Brock v. Brock

On Rehearing

In brief in support of appellant’s application for rehearing, counsel urges our reconsideration of the effect of our opinion in affirming the lower court’s decree in the aspect of not lifting from the appellant the obligation to live in Lebanon, Tennessee, if the child support payments were to continue, and in not here entering a decree that the appellant be relieved of the obligation to transport the child to Alabama to visit the father and grandparents.

These provisions were incorporated into the decree of 11 March 1964, as a result of a solemn and firm agreement by the appellant and appellee, and their respective parents during the pendency of contempt litigation in which much testimony had been taken. The object of the agreement and its incorporation into the decree appears to have been for the welfare of the child. The appellant now argues that Susan’s change of attitude, i.e., her procuring work and her desire for a separate home, is such a change in condition as would necessitate a modification of the decree in this aspect. Considering as paramount the welfare of the child, we are not in accord with these contentions, and adhere to our original opinion in this regard.

Counsel asserts that we did not respond to appellant’s assignment of error 18. This assignment reads:

“The court erred in its decree of October 28, 1965, in sustaining demurrers to that aspect of the amended petition which sought to ‘destroy or diminish the visitation of said child with its paternal grandparent.’ ”

It appears from a reading of this record that regardless of the ruling on demurrer the appellant had proof of this aspect under .the evidence.

In argument in brief on original submission, counsel for appellant has argued in ex-tenso that grandparents, as such, have no legally enforceable rights of visitation and part-time custody. In no wise was the sustaining of the demurrer argued other than at the conclusion of the argument when it is stated that “the decree of the court sustaining the demurrers in this aspect of the petition should be reversed.”

Counsel cites two propositions of law in support of his argument under assignment 18. Each are short quotations from Sections 14 and 63 of 39 Am.Jur., Parent and Child, to the effect that grandparents have no legally enforceable rights to visitation or part-time custody of a child, and that any moral duty there may be upon a parent to send his child to visit its grandparents is not a subject of judicial enforcement.

While ab initio the grandparents may not have rights to custody, counsel’s ar*533gument overlooks the provisions of the decree in this aspect which incorporated the agreement of appellant and her parents and the respondent and his parents. Legal validity and enforceability were thereby created, and counsel for appellant became one of the signatories on the bond insuring faithful performance of the agreement and decree as to the deliverance and relinquishment of the custody of the child between the parties as provided in the agreement and decree.

Further, the child had been in the Brock, Sr., home for a number of years, and it is apparent that ties of affection existed between the senior Brocks and the child.

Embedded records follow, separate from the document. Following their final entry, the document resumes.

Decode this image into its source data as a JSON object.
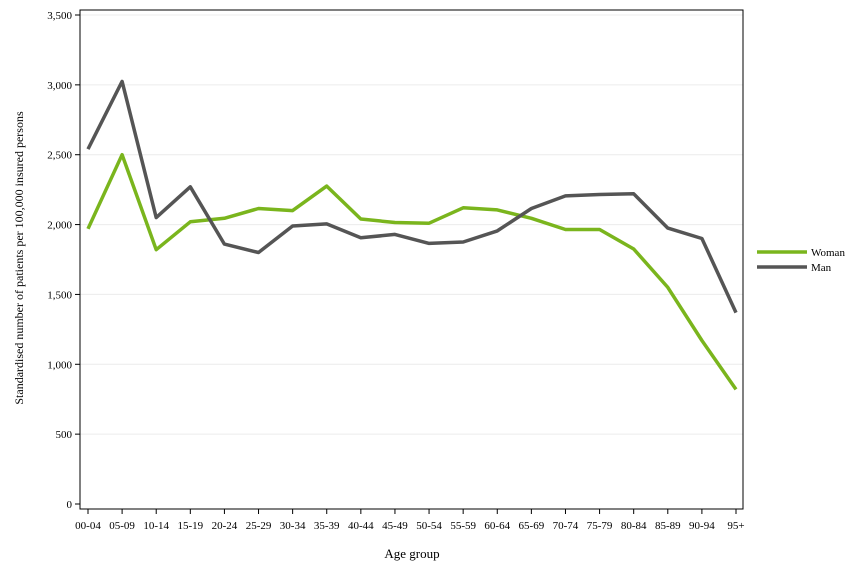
{
  "chart_data": {
    "type": "line",
    "xlabel": "Age group",
    "ylabel": "Standardised number of patients per 100,000 insured persons",
    "categories": [
      "00-04",
      "05-09",
      "10-14",
      "15-19",
      "20-24",
      "25-29",
      "30-34",
      "35-39",
      "40-44",
      "45-49",
      "50-54",
      "55-59",
      "60-64",
      "65-69",
      "70-74",
      "75-79",
      "80-84",
      "85-89",
      "90-94",
      "95+"
    ],
    "ylim": [
      0,
      3500
    ],
    "yticks": [
      0,
      500,
      1000,
      1500,
      2000,
      2500,
      3000,
      3500
    ],
    "ytick_labels": [
      "0",
      "500",
      "1,000",
      "1,500",
      "2,000",
      "2,500",
      "3,000",
      "3,500"
    ],
    "grid": "horizontal",
    "legend_position": "right",
    "series": [
      {
        "name": "Woman",
        "color": "#7ab51d",
        "values": [
          1970,
          2500,
          1820,
          2020,
          2045,
          2115,
          2100,
          2275,
          2040,
          2015,
          2010,
          2120,
          2105,
          2045,
          1965,
          1965,
          1825,
          1550,
          1170,
          820
        ]
      },
      {
        "name": "Man",
        "color": "#555555",
        "values": [
          2540,
          3025,
          2050,
          2270,
          1860,
          1800,
          1990,
          2005,
          1905,
          1930,
          1865,
          1875,
          1955,
          2115,
          2205,
          2215,
          2220,
          1975,
          1900,
          1370
        ]
      }
    ]
  }
}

As stated in Kewish v. Brothers, 279 Ala. 86, 181 So.2d 900:

"Ties of affection springing from years of association of a child with its custodian, particularly if the custodian be a relative, cannot but be given regard in determining the welfare of the child.”

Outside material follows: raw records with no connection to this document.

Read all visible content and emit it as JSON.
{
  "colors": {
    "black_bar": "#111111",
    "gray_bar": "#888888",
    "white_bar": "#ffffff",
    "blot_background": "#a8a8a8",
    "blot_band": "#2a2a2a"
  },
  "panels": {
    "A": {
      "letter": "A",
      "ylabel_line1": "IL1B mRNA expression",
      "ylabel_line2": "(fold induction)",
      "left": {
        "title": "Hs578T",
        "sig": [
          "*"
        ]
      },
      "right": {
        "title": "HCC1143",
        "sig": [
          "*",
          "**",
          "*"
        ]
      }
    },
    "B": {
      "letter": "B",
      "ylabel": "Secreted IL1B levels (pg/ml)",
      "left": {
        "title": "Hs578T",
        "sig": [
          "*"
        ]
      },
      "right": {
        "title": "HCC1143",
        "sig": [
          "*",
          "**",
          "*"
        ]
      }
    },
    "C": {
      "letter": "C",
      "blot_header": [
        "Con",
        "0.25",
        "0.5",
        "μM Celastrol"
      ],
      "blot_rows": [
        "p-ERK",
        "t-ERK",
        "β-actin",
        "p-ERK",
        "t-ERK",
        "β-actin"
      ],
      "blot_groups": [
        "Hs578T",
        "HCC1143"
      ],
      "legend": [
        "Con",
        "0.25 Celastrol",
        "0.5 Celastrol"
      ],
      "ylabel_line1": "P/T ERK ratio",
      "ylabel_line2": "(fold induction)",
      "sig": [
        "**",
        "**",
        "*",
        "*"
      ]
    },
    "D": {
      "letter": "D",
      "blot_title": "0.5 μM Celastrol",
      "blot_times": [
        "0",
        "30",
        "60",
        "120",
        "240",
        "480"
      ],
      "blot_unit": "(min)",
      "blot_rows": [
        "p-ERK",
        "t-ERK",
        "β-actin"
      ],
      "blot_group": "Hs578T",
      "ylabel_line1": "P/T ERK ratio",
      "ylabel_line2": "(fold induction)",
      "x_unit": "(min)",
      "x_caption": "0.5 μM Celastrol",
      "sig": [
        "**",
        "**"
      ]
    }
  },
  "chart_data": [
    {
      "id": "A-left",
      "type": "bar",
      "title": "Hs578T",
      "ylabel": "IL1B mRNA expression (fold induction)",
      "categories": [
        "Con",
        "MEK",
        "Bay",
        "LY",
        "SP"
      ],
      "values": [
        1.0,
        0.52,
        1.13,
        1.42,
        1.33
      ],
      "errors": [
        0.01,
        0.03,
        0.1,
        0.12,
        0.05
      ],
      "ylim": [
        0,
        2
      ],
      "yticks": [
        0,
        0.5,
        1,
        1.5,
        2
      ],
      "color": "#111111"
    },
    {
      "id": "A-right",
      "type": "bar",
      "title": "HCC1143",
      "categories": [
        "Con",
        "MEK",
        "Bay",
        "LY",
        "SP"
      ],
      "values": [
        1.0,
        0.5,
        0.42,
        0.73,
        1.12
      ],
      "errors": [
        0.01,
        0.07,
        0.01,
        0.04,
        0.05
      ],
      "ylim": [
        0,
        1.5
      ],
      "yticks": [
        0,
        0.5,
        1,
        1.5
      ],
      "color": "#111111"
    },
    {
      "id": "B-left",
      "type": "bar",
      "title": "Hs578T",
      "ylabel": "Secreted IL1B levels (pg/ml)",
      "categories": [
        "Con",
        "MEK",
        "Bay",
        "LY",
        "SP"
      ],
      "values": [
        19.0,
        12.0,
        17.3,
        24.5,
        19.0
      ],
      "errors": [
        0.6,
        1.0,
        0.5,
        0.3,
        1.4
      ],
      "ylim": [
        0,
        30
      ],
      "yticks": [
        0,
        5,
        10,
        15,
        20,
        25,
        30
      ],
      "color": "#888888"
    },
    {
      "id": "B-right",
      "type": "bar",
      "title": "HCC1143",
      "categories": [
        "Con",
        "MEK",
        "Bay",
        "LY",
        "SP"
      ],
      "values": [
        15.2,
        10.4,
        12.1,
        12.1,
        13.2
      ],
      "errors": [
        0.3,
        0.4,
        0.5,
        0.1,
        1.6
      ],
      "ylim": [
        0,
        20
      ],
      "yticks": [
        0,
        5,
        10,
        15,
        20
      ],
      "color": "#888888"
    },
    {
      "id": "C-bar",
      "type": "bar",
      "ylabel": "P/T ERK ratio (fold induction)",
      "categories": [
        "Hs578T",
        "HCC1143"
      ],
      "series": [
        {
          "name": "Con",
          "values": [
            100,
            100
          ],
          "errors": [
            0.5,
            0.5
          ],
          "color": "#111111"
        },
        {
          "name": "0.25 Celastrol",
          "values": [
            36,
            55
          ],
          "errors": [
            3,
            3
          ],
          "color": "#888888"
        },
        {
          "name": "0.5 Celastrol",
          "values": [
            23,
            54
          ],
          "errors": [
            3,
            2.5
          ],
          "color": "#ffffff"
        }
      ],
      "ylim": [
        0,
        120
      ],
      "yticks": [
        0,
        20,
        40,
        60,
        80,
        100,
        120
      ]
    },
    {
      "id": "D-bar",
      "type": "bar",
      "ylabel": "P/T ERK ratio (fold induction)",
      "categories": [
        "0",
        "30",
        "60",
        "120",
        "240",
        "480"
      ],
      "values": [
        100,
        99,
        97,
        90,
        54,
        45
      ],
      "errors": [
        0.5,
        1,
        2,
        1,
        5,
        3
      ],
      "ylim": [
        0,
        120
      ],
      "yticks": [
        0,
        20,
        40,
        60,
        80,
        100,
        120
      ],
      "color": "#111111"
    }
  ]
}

Counsel requests we respond to his assignment 13, which we pretermitted in our original opinion. This assignment asserts as error the failure of the Chancellor to decree that the Brock grandparents be liable for increased support payments beyond the agreement and decree of 28 October 1965. Counsel states he has found no precedent to support this argument, nor have we. We consider this assignment without merit.

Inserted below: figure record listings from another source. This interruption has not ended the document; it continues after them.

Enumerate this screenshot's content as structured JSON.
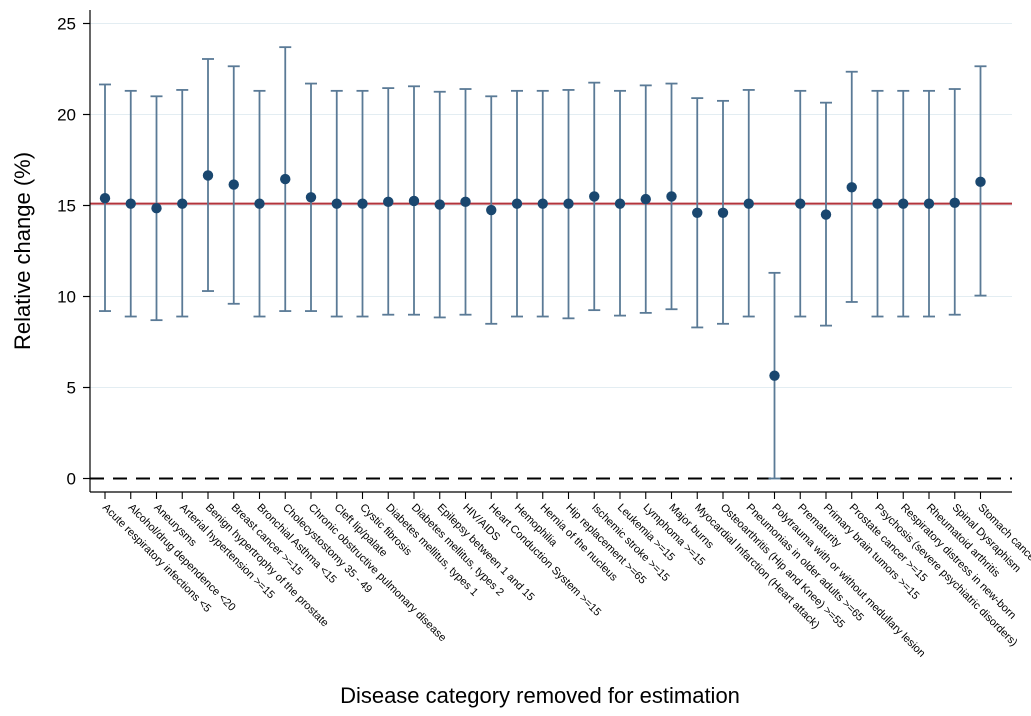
{
  "chart_data": {
    "type": "scatter",
    "title": "",
    "xlabel": "Disease category removed for estimation",
    "ylabel": "Relative change (%)",
    "ylim": [
      0,
      25
    ],
    "yticks": [
      "0",
      "5",
      "10",
      "15",
      "20",
      "25"
    ],
    "grid": true,
    "reference_line": 15.1,
    "zero_line": 0,
    "colors": {
      "marker": "#1a476f",
      "errorbar": "#5a7a96",
      "reference": "#b2343c",
      "grid": "#e3edf2",
      "zero": "#000000"
    },
    "categories": [
      "Acute respiratory infections <5",
      "Alcohol/drug dependence <20",
      "Aneurysms",
      "Arterial hypertension >=15",
      "Benign hypertrophy of the prostate",
      "Breast cancer >=15",
      "Bronchial Asthma <15",
      "Cholecystostomy 35 - 49",
      "Chronic obstructive pulmonary disease",
      "Cleft lip/palate",
      "Cystic fibrosis",
      "Diabetes mellitus, types 1",
      "Diabetes mellitus, types 2",
      "Epilepsy between 1 and 15",
      "HIV/AIDS",
      "Heart Conduction System >=15",
      "Hemophilia",
      "Hernia of the nucleus",
      "Hip replacement >=65",
      "Ischemic stroke >=15",
      "Leukemia >=15",
      "Lymphoma >=15",
      "Major burns",
      "Myocardial Infarction (Heart attack)",
      "Osteoarthritis (Hip and Knee) >=55",
      "Pneumonias in older adults >=65",
      "Polytrauma with or without medullary lesion",
      "Prematurity",
      "Primary brain tumors >=15",
      "Prostate cancer >=15",
      "Psychosis (severe psychiatric disorders)",
      "Respiratory distress in new-born",
      "Rheumatoid arthritis",
      "Spinal Dysraphism",
      "Stomach cancer"
    ],
    "estimates": [
      15.4,
      15.1,
      14.85,
      15.1,
      16.65,
      16.15,
      15.1,
      16.45,
      15.45,
      15.1,
      15.1,
      15.2,
      15.25,
      15.05,
      15.2,
      14.75,
      15.1,
      15.1,
      15.1,
      15.5,
      15.1,
      15.35,
      15.5,
      14.6,
      14.6,
      15.1,
      5.65,
      15.1,
      14.5,
      16.0,
      15.1,
      15.1,
      15.1,
      15.15,
      16.3
    ],
    "lower": [
      9.2,
      8.9,
      8.7,
      8.9,
      10.3,
      9.6,
      8.9,
      9.2,
      9.2,
      8.9,
      8.9,
      9.0,
      9.0,
      8.85,
      9.0,
      8.5,
      8.9,
      8.9,
      8.8,
      9.25,
      8.95,
      9.1,
      9.3,
      8.3,
      8.5,
      8.9,
      0.0,
      8.9,
      8.4,
      9.7,
      8.9,
      8.9,
      8.9,
      9.0,
      10.05
    ],
    "upper": [
      21.65,
      21.3,
      21.0,
      21.35,
      23.05,
      22.65,
      21.3,
      23.7,
      21.7,
      21.3,
      21.3,
      21.45,
      21.55,
      21.25,
      21.4,
      21.0,
      21.3,
      21.3,
      21.35,
      21.75,
      21.3,
      21.6,
      21.7,
      20.9,
      20.75,
      21.35,
      11.3,
      21.3,
      20.65,
      22.35,
      21.3,
      21.3,
      21.3,
      21.4,
      22.65
    ]
  }
}
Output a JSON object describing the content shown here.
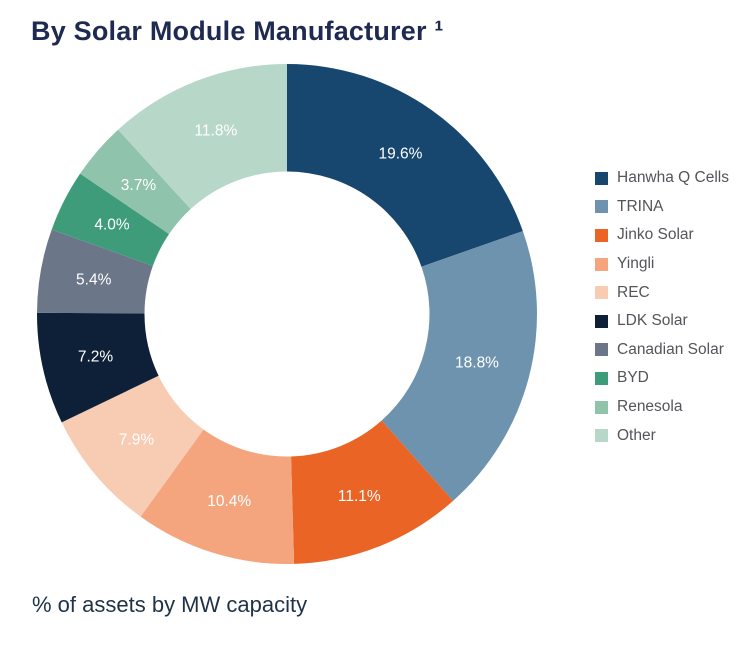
{
  "header": {
    "title": "By Solar Module Manufacturer ¹"
  },
  "footer": {
    "caption": "% of assets by MW capacity"
  },
  "chart_data": {
    "type": "pie",
    "subtype": "donut",
    "title": "By Solar Module Manufacturer ¹",
    "caption": "% of assets by MW capacity",
    "categories": [
      "Hanwha Q Cells",
      "TRINA",
      "Jinko Solar",
      "Yingli",
      "REC",
      "LDK Solar",
      "Canadian Solar",
      "BYD",
      "Renesola",
      "Other"
    ],
    "values": [
      19.6,
      18.8,
      11.1,
      10.4,
      7.9,
      7.2,
      5.4,
      4.0,
      3.7,
      11.8
    ],
    "labels": [
      "19.6%",
      "18.8%",
      "11.1%",
      "10.4%",
      "7.9%",
      "7.2%",
      "5.4%",
      "4.0%",
      "3.7%",
      "11.8%"
    ],
    "colors": [
      "#17476F",
      "#6E93AF",
      "#EA6426",
      "#F5A57E",
      "#F8CBB3",
      "#0E2038",
      "#6B7789",
      "#3E9C7B",
      "#8FC3AB",
      "#B7D8C8"
    ],
    "label_color": "#FFFFFF",
    "start_angle_deg": 0,
    "direction": "clockwise",
    "inner_radius_ratio": 0.57,
    "legend_position": "right",
    "legend_text_color": "#54555A",
    "title_color": "#1F2A52",
    "caption_color": "#1F3348"
  }
}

Counsel complains that we did not write to assignment 20. In his original brief counsel states that:

“This assignment of error raises a point of no practical importance to anyone.”

We agree with that observation, and feel no useful purpose would be served by writing to it.

One or two other matters are argued in appellant’s brief on rehearing. We have examined these alleged errors and consider them without merit.

Application overruled.

SIMPSON, MERRILL and COLEMAN,' JJ., concur.